Intervention de Esther Benbassa

Réunion du 19 avril 2018 à 15h00
Protection des données personnelles — Article 14

Photo de Esther BenbassaEsther Benbassa :

Je veux revenir sur le sujet des algorithmes, tout en suivant l’avis du président de la commission – si l’on est satisfait, il n’y a effectivement pas lieu de discuter davantage. Avant cela, je veux d’abord rendre hommage à Mme la rapporteur, qui a fait le nécessaire pour que cet article soit révisé comme il se devait.

La loi du 8 mars 2018 relative à l’orientation et à la réussite des étudiants, que le Gouvernement a soumise au Parlement, est contradictoire avec mon éthique d’enseignant, puisqu’elle consacre le secret des délibérations. Au travers de ce principe, la loi donne aux établissements d’enseignement supérieur la possibilité de ne pas dévoiler les algorithmes locaux mis au point pour assurer la cohérence entre le profil du candidat et les prérequis de la formation demandée.

C’est donc dans l’opacité la plus totale que, dans quelques mois, les étudiants de France recevront leur affectation ou se verront refuser l’accès dans l’enseignement supérieur.

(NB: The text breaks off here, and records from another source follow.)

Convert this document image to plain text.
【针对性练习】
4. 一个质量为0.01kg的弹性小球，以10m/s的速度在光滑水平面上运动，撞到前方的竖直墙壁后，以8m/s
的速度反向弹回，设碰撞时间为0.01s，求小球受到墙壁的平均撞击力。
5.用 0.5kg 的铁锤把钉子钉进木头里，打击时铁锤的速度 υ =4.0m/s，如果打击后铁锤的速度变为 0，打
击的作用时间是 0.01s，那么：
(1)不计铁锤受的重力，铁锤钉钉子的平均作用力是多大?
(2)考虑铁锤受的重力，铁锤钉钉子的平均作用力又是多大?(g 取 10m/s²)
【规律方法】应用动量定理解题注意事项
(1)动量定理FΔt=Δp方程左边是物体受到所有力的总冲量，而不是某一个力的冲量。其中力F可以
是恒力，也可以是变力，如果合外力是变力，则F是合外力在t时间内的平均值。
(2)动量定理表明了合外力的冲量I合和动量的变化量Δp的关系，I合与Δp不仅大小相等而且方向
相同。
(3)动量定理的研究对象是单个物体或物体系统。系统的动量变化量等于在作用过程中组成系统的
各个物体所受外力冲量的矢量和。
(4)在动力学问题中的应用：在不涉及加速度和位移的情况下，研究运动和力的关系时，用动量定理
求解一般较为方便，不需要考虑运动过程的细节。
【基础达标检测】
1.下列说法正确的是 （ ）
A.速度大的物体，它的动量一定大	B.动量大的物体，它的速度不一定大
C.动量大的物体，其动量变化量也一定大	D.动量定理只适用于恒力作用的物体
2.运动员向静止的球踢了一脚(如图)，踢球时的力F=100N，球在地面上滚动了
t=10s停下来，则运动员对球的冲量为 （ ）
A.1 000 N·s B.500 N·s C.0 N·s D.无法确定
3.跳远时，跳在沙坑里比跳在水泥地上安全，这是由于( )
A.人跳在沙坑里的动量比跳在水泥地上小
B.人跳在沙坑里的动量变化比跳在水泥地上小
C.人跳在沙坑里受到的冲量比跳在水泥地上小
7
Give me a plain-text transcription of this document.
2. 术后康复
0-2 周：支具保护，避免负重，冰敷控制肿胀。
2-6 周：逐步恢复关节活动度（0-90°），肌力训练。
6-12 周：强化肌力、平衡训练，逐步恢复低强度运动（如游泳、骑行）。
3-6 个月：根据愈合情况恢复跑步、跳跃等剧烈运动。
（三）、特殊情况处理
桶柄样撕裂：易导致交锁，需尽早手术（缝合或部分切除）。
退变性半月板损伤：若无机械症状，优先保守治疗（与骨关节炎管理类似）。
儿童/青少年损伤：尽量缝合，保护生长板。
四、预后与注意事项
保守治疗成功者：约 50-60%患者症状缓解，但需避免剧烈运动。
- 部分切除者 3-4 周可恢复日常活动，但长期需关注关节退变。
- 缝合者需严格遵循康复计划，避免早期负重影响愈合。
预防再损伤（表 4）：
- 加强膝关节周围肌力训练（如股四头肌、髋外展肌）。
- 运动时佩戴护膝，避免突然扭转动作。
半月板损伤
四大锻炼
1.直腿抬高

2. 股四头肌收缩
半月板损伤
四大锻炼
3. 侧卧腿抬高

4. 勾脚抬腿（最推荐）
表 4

Il n’y aura plus la mention « oui, mais » ; le document dont parlait le président de la commission – je ne sais pas s’il s’agit d’un rapport – indique en effet que les étudiants ne pourront recevoir que deux réponses : oui ou non.

Cette mesure, que confirme l’article 14 du projet de loi que nous examinons de nouveau, dans la version transmise par l’Assemblée nationale, est d’une injustice totale. Elle fait d’ailleurs l’objet de nombreuses contestations au sein des mouvements sociaux estudiantins, qui s’élèvent aujourd’hui contre l’exécutif – je reviens d’une manifestation où un certain nombre de groupes d’étudiants défilaient.

Cette mesure n’est pas seulement injuste, elle est également illégale, puisqu’elle ferait exception à la loi du 7 octobre 2016 pour une République numérique, qui impose une information inconditionnelle des administrés dont les données sont traitées par un système algorithmique. Cela nous met en porte-à-faux vis-à-vis du droit et des attentes des étudiants, qui contestent avec vigueur le fonctionnement de Parcoursup. Cet article ne peut donc rester en l’état.

J’ajoute que, en tant que professeur d’université – pardon de me mettre en avant –, je refuse l’opacité à laquelle mène Parcoursup. Si je l’acceptais, je trahirais la confiance de mes étudiants.